When I joined the Department of Finance in 1972, one of my first jobs was to put away the files on Ireland’s external economic relations. These files went to the basement and did not reappear in my subsequent 12 years in the department. They covered a range of negotiations between Ireland and the UK, including the Anglo-Irish Free Trade Agreement of 1965.
What the files showed was that Ireland, over its first 50 years of independence, had been a mendicant, going to London to seek better access to the UK market for Irish goods, especially agricultural produce.
What was also clear was that Ireland had to content itself with whatever the UK, in its generosity, decided to offer. One of the lessons of the first 50 years of independence was that, when you are small, don’t find yourself in a room negotiating with a large nation on your own.
At the beginning of 1973, Ireland became a member of the EEC and we moved into a very different world. Our economic interests were then protected by EU law. No longer did Ireland have to beg: instead it was operating in a multilateral world where representatives from each country, small or large, were treated with respect. The search for agreement had to have something of benefit for all participants.
Compromises
Obviously, in that process, agreements were rarely “ideal” – compromises were necessary. Nonetheless, over decades, Ireland managed to achieve many of its key objectives.
In the 1970s and the early 1980s, French support helped protect the Common Agricultural Policy. In the late 1980s and early 1990s, German support for the structural funds was important. In the 1990s, the creation of the Single Market, aided by among others Germany and Britain, proved hugely beneficial for Ireland. We did better with the support of fellow EU members than when doing bilateral deals with Britain.
All this suggests that Ireland's interests in the final Brexit agreement can best be protected if the negotiations are carried out by the EU on our behalf. The calls by some for Ireland to negotiate bilaterally with Britain on economic matters are unwise given our historical experience, and they ignore the fact that, legally, the agreement will be between the EU and the UK.
The EU, with a population more than five times that of the UK, has the power to cut a better deal with the UK on behalf of its 27 remaining members, including Ireland, than any state might negotiate on their own. This time, it will be Britain that is the minority party in the room.

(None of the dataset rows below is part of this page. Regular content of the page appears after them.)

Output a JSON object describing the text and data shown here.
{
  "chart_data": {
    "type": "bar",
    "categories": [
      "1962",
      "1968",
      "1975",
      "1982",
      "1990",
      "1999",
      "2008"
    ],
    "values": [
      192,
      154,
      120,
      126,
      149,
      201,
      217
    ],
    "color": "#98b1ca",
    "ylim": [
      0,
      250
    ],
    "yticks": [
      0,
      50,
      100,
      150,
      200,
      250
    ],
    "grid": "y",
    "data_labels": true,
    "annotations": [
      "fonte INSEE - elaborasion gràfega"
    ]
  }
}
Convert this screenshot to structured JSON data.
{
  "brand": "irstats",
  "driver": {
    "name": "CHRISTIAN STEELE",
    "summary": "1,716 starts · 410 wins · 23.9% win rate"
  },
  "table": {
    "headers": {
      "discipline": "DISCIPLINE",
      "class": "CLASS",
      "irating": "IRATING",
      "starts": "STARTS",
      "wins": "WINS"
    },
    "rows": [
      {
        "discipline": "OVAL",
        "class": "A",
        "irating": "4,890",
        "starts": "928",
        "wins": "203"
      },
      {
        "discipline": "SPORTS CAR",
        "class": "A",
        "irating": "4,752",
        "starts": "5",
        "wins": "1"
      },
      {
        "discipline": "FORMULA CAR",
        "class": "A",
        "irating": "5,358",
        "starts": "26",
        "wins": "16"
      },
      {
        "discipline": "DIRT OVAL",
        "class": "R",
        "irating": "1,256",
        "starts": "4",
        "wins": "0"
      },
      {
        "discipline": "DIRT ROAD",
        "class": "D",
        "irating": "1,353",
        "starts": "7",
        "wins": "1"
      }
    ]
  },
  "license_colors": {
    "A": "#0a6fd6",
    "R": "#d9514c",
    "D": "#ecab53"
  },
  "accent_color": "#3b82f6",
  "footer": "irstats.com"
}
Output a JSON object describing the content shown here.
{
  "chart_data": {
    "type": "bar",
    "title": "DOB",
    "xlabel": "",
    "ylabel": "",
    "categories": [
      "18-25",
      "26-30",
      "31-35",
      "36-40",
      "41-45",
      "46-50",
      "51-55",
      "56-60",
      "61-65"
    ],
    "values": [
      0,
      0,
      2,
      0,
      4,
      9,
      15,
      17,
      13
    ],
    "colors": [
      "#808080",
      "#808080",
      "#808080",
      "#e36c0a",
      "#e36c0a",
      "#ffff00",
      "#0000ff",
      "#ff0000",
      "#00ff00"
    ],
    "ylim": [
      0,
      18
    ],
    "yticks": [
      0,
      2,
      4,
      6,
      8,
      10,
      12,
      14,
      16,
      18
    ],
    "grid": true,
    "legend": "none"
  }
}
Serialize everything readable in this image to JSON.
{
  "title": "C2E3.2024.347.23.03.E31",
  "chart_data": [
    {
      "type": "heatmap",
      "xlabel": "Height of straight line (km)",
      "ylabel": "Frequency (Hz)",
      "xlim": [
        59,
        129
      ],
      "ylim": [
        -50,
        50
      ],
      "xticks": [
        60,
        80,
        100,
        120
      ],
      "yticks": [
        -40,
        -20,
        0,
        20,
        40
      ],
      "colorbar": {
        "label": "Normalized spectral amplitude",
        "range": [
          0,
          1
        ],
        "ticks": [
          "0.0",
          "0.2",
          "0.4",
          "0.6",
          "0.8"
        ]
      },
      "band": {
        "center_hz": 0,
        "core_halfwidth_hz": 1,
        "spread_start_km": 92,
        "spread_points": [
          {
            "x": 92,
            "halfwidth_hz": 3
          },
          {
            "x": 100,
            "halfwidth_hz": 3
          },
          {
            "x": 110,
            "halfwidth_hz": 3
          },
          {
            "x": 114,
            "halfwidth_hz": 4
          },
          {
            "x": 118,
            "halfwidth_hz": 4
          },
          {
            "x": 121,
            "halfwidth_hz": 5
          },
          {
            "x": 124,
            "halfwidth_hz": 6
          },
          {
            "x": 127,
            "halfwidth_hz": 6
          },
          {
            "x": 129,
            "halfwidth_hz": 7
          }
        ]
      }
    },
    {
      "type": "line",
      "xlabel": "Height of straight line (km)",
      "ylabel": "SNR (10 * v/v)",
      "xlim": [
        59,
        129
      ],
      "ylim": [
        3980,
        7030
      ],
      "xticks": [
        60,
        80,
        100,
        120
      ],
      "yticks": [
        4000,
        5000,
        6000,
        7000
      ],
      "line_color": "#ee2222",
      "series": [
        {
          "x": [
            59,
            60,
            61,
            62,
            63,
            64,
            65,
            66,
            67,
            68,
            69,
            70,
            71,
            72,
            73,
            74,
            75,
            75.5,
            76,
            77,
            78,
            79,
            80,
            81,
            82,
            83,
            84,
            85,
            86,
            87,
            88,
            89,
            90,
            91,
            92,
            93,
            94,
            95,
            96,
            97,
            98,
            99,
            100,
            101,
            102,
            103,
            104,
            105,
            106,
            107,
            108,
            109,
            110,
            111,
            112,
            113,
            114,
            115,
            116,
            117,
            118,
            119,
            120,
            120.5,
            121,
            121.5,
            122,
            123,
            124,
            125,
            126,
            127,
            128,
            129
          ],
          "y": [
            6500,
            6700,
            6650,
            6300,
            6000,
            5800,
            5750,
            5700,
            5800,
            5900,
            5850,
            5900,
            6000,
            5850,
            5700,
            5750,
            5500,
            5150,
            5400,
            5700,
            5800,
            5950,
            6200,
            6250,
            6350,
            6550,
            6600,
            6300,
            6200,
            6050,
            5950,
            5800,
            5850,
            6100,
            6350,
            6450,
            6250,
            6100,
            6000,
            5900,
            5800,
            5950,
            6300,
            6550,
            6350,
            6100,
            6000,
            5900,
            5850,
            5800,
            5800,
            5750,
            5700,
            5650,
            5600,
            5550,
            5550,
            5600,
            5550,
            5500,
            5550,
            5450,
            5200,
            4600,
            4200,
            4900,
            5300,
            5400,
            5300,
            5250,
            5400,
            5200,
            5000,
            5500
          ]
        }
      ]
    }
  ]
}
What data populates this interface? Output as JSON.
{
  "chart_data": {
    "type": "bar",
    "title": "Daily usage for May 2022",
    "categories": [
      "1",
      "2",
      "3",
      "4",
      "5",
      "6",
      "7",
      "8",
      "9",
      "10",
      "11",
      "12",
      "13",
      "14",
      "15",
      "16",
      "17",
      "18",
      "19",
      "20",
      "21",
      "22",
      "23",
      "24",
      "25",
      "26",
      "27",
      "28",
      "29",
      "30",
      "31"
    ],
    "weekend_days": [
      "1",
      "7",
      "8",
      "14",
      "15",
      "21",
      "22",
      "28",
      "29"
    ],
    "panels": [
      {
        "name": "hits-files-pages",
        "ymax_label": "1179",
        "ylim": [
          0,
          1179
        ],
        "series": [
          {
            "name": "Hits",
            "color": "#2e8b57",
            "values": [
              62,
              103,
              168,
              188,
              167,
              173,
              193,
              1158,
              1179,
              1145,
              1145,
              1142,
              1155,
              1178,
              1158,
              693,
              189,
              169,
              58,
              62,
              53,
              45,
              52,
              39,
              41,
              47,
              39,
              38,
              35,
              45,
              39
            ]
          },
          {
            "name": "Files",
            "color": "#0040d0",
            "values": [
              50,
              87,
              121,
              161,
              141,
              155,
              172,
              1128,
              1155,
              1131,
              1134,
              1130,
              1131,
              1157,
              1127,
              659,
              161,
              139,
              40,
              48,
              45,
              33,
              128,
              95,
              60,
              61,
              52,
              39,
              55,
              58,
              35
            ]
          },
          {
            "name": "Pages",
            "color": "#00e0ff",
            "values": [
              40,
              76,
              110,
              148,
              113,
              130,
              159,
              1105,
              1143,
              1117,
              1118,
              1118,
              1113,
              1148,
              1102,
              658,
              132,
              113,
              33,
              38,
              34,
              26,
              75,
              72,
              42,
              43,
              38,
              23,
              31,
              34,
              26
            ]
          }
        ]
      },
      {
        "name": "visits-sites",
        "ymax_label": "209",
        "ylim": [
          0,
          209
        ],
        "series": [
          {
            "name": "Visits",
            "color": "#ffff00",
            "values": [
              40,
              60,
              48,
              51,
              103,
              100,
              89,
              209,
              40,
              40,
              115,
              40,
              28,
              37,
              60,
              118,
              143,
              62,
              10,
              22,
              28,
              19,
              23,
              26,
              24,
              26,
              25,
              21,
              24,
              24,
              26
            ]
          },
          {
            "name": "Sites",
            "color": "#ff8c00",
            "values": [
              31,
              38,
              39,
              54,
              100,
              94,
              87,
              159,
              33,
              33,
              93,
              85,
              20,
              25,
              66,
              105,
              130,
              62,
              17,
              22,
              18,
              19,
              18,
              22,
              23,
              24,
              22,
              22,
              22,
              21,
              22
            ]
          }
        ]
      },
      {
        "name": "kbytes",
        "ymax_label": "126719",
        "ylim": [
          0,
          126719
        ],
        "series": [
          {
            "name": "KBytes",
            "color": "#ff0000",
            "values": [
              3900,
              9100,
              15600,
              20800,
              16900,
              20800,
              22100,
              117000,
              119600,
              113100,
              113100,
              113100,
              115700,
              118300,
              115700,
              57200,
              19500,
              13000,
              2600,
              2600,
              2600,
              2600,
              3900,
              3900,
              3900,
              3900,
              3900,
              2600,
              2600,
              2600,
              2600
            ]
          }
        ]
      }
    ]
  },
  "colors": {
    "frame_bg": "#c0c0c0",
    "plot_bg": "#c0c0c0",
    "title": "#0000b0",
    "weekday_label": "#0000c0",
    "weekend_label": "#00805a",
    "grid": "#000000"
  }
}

Trade with Britain is more important for Ireland than for any other member state. We are obviously keenly interested in maintaining access to the UK market, especially for food products. We also have an interest in the nature of the final agreement with the UK across a wide range of other policy areas – including access to public contracts, environmental and energy policy, and the extent to which the UK financial sector can access the EU market. We will need to continuously brief the EU negotiators on our special interests.
Free movement
However, our priority objective from the Brexit negotiations will be to safeguard free movement of people on the island of Ireland, while still protecting our own interests as EU members. All EU citizens have the right to visit Ireland, to live in Ireland and to work here. This cannot change.
In the first 50 years of the State, the Department of Justice often operated as the Dublin branch of the British Home Office in deciding who could come to Ireland. The current British prime minister made some ominous suggestions last month suggesting that she would like to return to this arrangement.
Ireland needs to make it absolutely clear that we will determine who can enter Ireland. It is for the UK to find a way to meet their own interests: to protect their citizens in Northern Ireland by maintaining freedom of movement across the Border, while at the same time they have signalled they want to restrict the rights of EU citizens generally to live and work in the UK.
The negotiations on maintaining the Common Travel Area on this island will be bilateral – between the UK and Ireland. As we have seen in the past, bilateral negotiations can be difficult. However, on this occasion, we will have allies in the rest of the EU, and the UK would like our understanding from within the EU as they proceed with their negotiations on Brexit.